Recombinant Mouse Reelin Protein

Reelin is secreted by Cajal-Retzius cells in the embryo (1, 4, 11). In the adult, it is expressed in the subventricular zone, rostral migratory stream, olfactory bulb, and in the CA1, CA3, and dentate gyrus regions of the hippocampus, as well as in cerebellar granule cells, pyramidal cells of the entorhinal cortex, GABA interneurons, and glial cells (1, 6, 12, 13). Reelin utilizes the receptors VLDLR and ApoE R2, which have been suggested to have divergent roles in Reelin-mediated neuronal migration (1, 2, 6, 12). It has also been shown to interact with Integrin alpha3 beta1 and APP (1, 6, 14, 15). During cortical plate development, Reelin controls cell-cell interactions critical for proper neuronal migration and positioning (1, 2, 4, 5, 11, 12, 16). In the adult, it plays a role in dendrite growth and maturation, and synapse formation (2, 6, 15). Additionally, Reelin has been shown to modulate synaptic transmission and plasticity by regulating the subunit composition and conductivity of NMDA receptors (2, 6, 17).

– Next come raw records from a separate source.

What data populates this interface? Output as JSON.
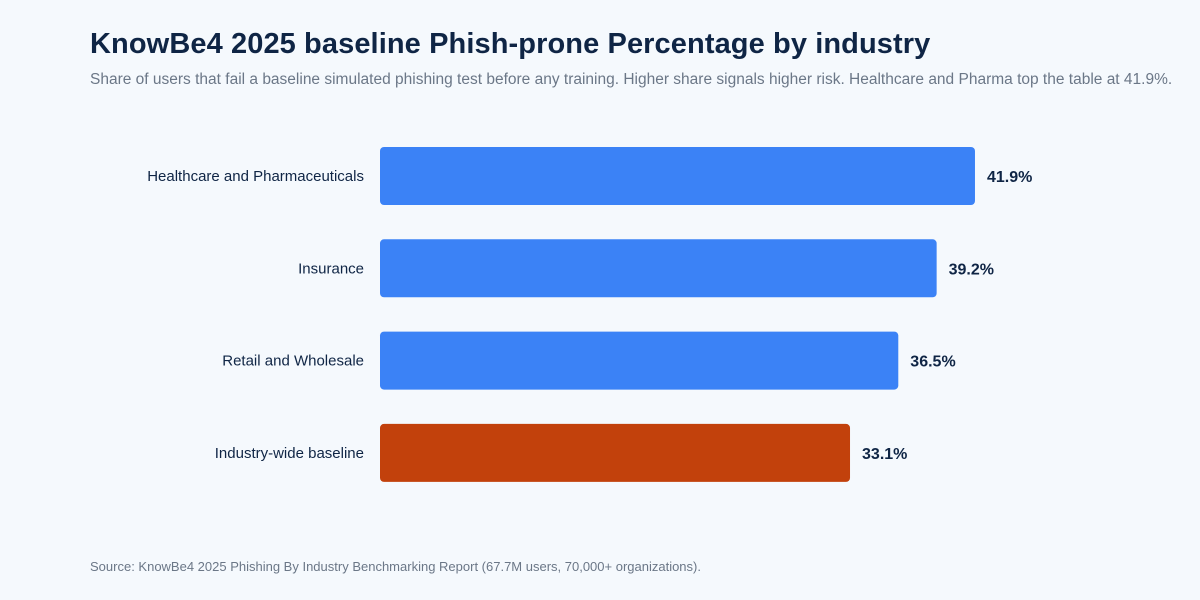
{
  "chart_data": {
    "type": "bar",
    "orientation": "horizontal",
    "title": "KnowBe4 2025 baseline Phish-prone Percentage by industry",
    "subtitle": "Share of users that fail a baseline simulated phishing test before any training. Higher share signals higher risk. Healthcare and Pharma top the table at 41.9%.",
    "categories": [
      "Healthcare and Pharmaceuticals",
      "Insurance",
      "Retail and Wholesale",
      "Industry-wide baseline"
    ],
    "values": [
      41.9,
      39.2,
      36.5,
      33.1
    ],
    "value_labels": [
      "41.9%",
      "39.2%",
      "36.5%",
      "33.1%"
    ],
    "highlight": [
      false,
      false,
      false,
      true
    ],
    "xlim": [
      0,
      50
    ],
    "xlabel": "",
    "ylabel": "",
    "grid": false,
    "colors": {
      "default": "#3b82f6",
      "highlight": "#c2410c"
    },
    "source": "Source: KnowBe4 2025 Phishing By Industry Benchmarking Report (67.7M users, 70,000+ organizations)."
  }
}
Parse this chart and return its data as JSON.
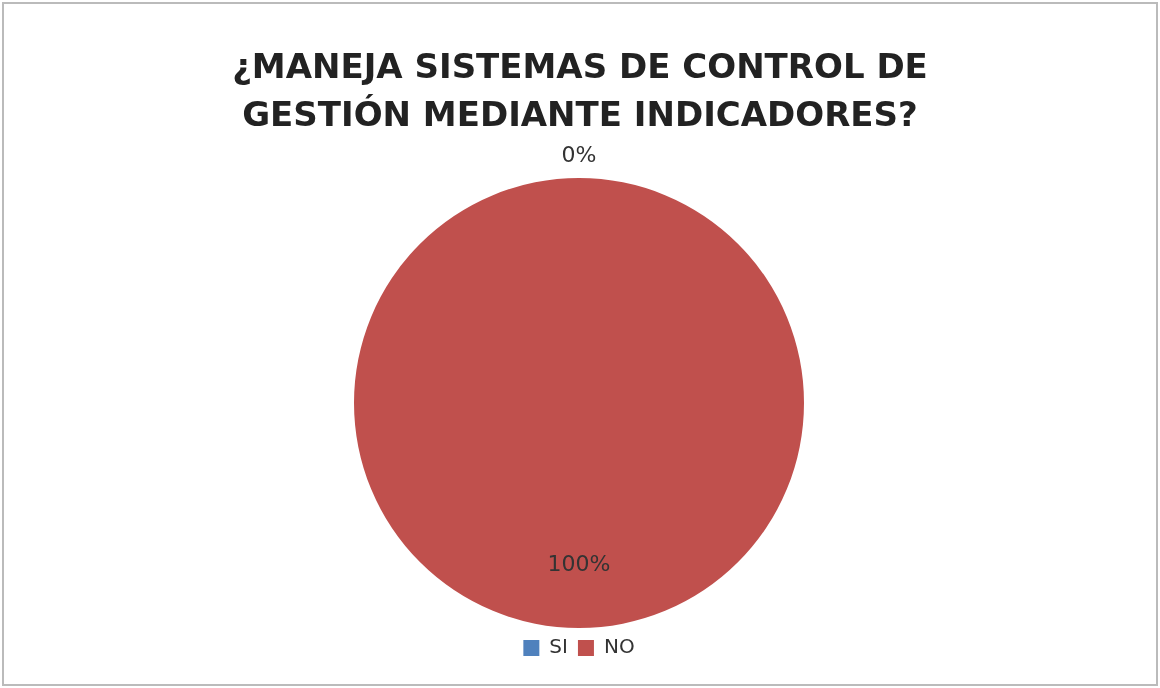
{
  "chart_data": {
    "type": "pie",
    "title": "¿MANEJA SISTEMAS DE CONTROL DE GESTIÓN MEDIANTE INDICADORES?",
    "categories": [
      "SI",
      "NO"
    ],
    "values": [
      0,
      100
    ],
    "colors": [
      "#4f81bd",
      "#c0504d"
    ],
    "value_labels": [
      "0%",
      "100%"
    ],
    "legend": "bottom"
  }
}
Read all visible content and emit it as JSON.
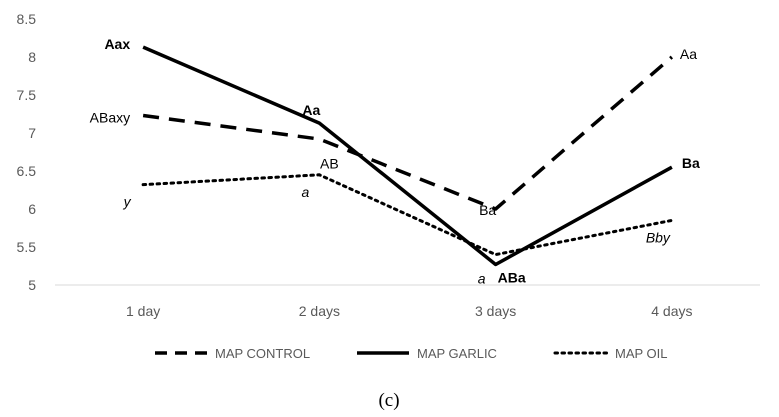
{
  "chart_data": {
    "type": "line",
    "categories": [
      "1 day",
      "2 days",
      "3 days",
      "4 days"
    ],
    "ylim": [
      5,
      8.5
    ],
    "yticks": [
      "5",
      "5.5",
      "6",
      "6.5",
      "7",
      "7.5",
      "8",
      "8.5"
    ],
    "grid": false,
    "legend_position": "bottom",
    "panel_label": "(c)",
    "series": [
      {
        "name": "MAP CONTROL",
        "values": [
          7.23,
          6.92,
          6.0,
          8.0
        ],
        "dash": "dashed",
        "labels": [
          "ABaxy",
          "",
          "Ba",
          "Aa"
        ],
        "label_style": [
          "normal",
          "normal",
          "normal",
          "normal"
        ]
      },
      {
        "name": "MAP GARLIC",
        "values": [
          8.13,
          7.13,
          5.27,
          6.55
        ],
        "dash": "solid",
        "labels": [
          "Aax",
          "Aa",
          "ABa",
          "Ba"
        ],
        "label_style": [
          "bold",
          "bold",
          "bold",
          "bold"
        ]
      },
      {
        "name": "MAP OIL",
        "values": [
          6.32,
          6.45,
          5.4,
          5.85
        ],
        "dash": "dotted",
        "labels": [
          "y",
          "a",
          "a",
          "Bby"
        ],
        "label_style": [
          "italic",
          "italic",
          "italic",
          "italic"
        ]
      }
    ],
    "annotations": [
      {
        "text": "AB",
        "category": "2 days",
        "value": 6.6,
        "style": "normal"
      }
    ]
  }
}
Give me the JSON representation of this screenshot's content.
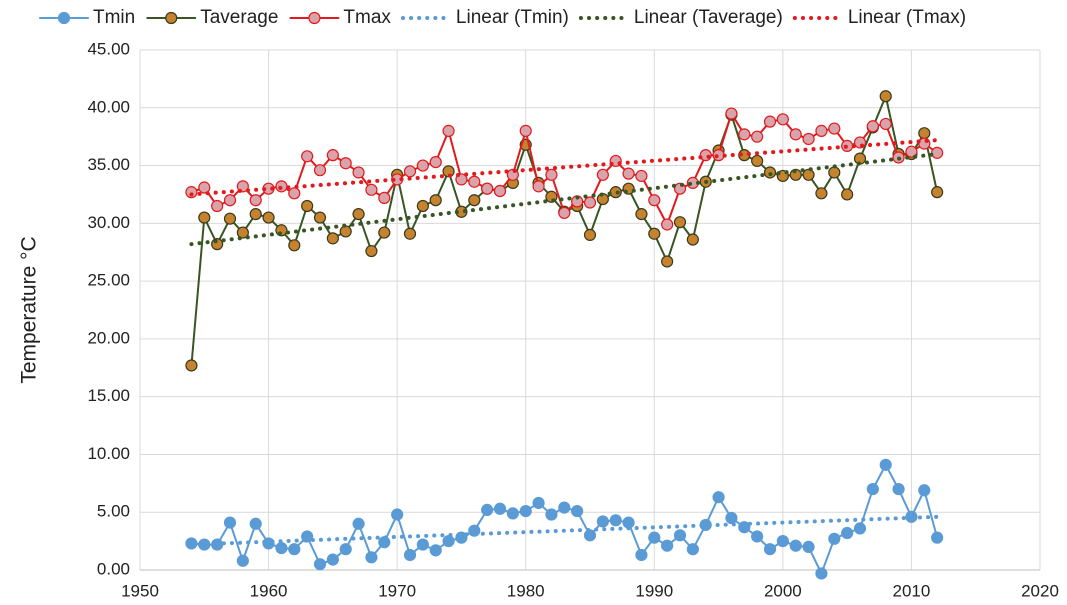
{
  "chart_data": {
    "type": "line",
    "y_label": "Temperature  °C",
    "xlim": [
      1950,
      2020
    ],
    "xticks": [
      1950,
      1960,
      1970,
      1980,
      1990,
      2000,
      2010,
      2020
    ],
    "ylim": [
      0,
      45
    ],
    "yticks": [
      {
        "value": 0,
        "label": "0.00"
      },
      {
        "value": 5,
        "label": "5.00"
      },
      {
        "value": 10,
        "label": "10.00"
      },
      {
        "value": 15,
        "label": "15.00"
      },
      {
        "value": 20,
        "label": "20.00"
      },
      {
        "value": 25,
        "label": "25.00"
      },
      {
        "value": 30,
        "label": "30.00"
      },
      {
        "value": 35,
        "label": "35.00"
      },
      {
        "value": 40,
        "label": "40.00"
      },
      {
        "value": 45,
        "label": "45.00"
      }
    ],
    "grid": true,
    "legend": "top",
    "x": [
      1954,
      1955,
      1956,
      1957,
      1958,
      1959,
      1960,
      1961,
      1962,
      1963,
      1964,
      1965,
      1966,
      1967,
      1968,
      1969,
      1970,
      1971,
      1972,
      1973,
      1974,
      1975,
      1976,
      1977,
      1978,
      1979,
      1980,
      1981,
      1982,
      1983,
      1984,
      1985,
      1986,
      1987,
      1988,
      1989,
      1990,
      1991,
      1992,
      1993,
      1994,
      1995,
      1996,
      1997,
      1998,
      1999,
      2000,
      2001,
      2002,
      2003,
      2004,
      2005,
      2006,
      2007,
      2008,
      2009,
      2010,
      2011,
      2012
    ],
    "series": [
      {
        "name": "Tmin",
        "color": "#5b9bd5",
        "marker_fill": "#5b9bd5",
        "values": [
          2.3,
          2.2,
          2.2,
          4.1,
          0.8,
          4.0,
          2.3,
          1.9,
          1.8,
          2.9,
          0.5,
          0.9,
          1.8,
          4.0,
          1.1,
          2.4,
          4.8,
          1.3,
          2.2,
          1.7,
          2.5,
          2.8,
          3.4,
          5.2,
          5.3,
          4.9,
          5.1,
          5.8,
          4.8,
          5.4,
          5.1,
          3.0,
          4.2,
          4.3,
          4.1,
          1.3,
          2.8,
          2.1,
          3.0,
          1.8,
          3.9,
          6.3,
          4.5,
          3.7,
          2.9,
          1.8,
          2.5,
          2.1,
          2.0,
          -0.3,
          2.7,
          3.2,
          3.6,
          7.0,
          9.1,
          7.0,
          4.6,
          6.9,
          2.8
        ]
      },
      {
        "name": "Taverage",
        "color": "#375623",
        "marker_fill": "#c5822f",
        "values": [
          17.7,
          30.5,
          28.2,
          30.4,
          29.2,
          30.8,
          30.5,
          29.4,
          28.1,
          31.5,
          30.5,
          28.7,
          29.3,
          30.8,
          27.6,
          29.2,
          34.2,
          29.1,
          31.5,
          32.0,
          34.5,
          31.0,
          32.0,
          33.0,
          32.8,
          33.5,
          36.8,
          33.5,
          32.3,
          31.0,
          31.5,
          29.0,
          32.1,
          32.7,
          33.0,
          30.8,
          29.1,
          26.7,
          30.1,
          28.6,
          33.6,
          36.3,
          39.4,
          35.9,
          35.4,
          34.4,
          34.1,
          34.2,
          34.2,
          32.6,
          34.4,
          32.5,
          35.6,
          38.3,
          41.0,
          36.0,
          36.0,
          37.8,
          32.7
        ]
      },
      {
        "name": "Tmax",
        "color": "#e31a1c",
        "marker_fill": "#d9a3ac",
        "values": [
          32.7,
          33.1,
          31.5,
          32.0,
          33.2,
          32.0,
          33.0,
          33.2,
          32.6,
          35.8,
          34.6,
          35.9,
          35.2,
          34.4,
          32.9,
          32.2,
          33.8,
          34.5,
          35.0,
          35.3,
          38.0,
          33.8,
          33.6,
          33.0,
          32.8,
          34.2,
          38.0,
          33.2,
          34.2,
          30.9,
          31.9,
          31.8,
          34.2,
          35.4,
          34.3,
          34.1,
          32.0,
          29.9,
          33.0,
          33.5,
          35.9,
          35.9,
          39.5,
          37.7,
          37.5,
          38.8,
          39.0,
          37.7,
          37.3,
          38.0,
          38.2,
          36.7,
          37.0,
          38.4,
          38.6,
          35.7,
          36.2,
          36.9,
          36.1
        ]
      },
      {
        "name": "Linear (Tmin)",
        "color": "#5b9bd5",
        "dashed": true,
        "x": [
          1954,
          2012
        ],
        "values": [
          2.2,
          4.6
        ]
      },
      {
        "name": "Linear (Taverage)",
        "color": "#375623",
        "dashed": true,
        "x": [
          1954,
          2012
        ],
        "values": [
          28.2,
          36.0
        ]
      },
      {
        "name": "Linear (Tmax)",
        "color": "#e31a1c",
        "dashed": true,
        "x": [
          1954,
          2012
        ],
        "values": [
          32.5,
          37.2
        ]
      }
    ]
  }
}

Mutation of the human RELN gene results in lissencephaly with cerebellar hypoplasia (11, 18). In addition, abnormal Reelin expression in human brain has been associated with a variety of cognitive pathological conditions including autism, schizophrenia, bipolar disorder, major depression, and Alzheimer’s disease (1, 6, 11, 13, 19, 20). Reelin deficiency found in Reeler mutant mice causes ataxia, tremors, and impaired motor coordination (4, 16). Peripherally, Reelin is important in the development of neuromuscular junctions. But instead of utilizing the locally expressed ApoE R2 and VLDLR, this function requires the serine protease activity of Reelin (3, 21).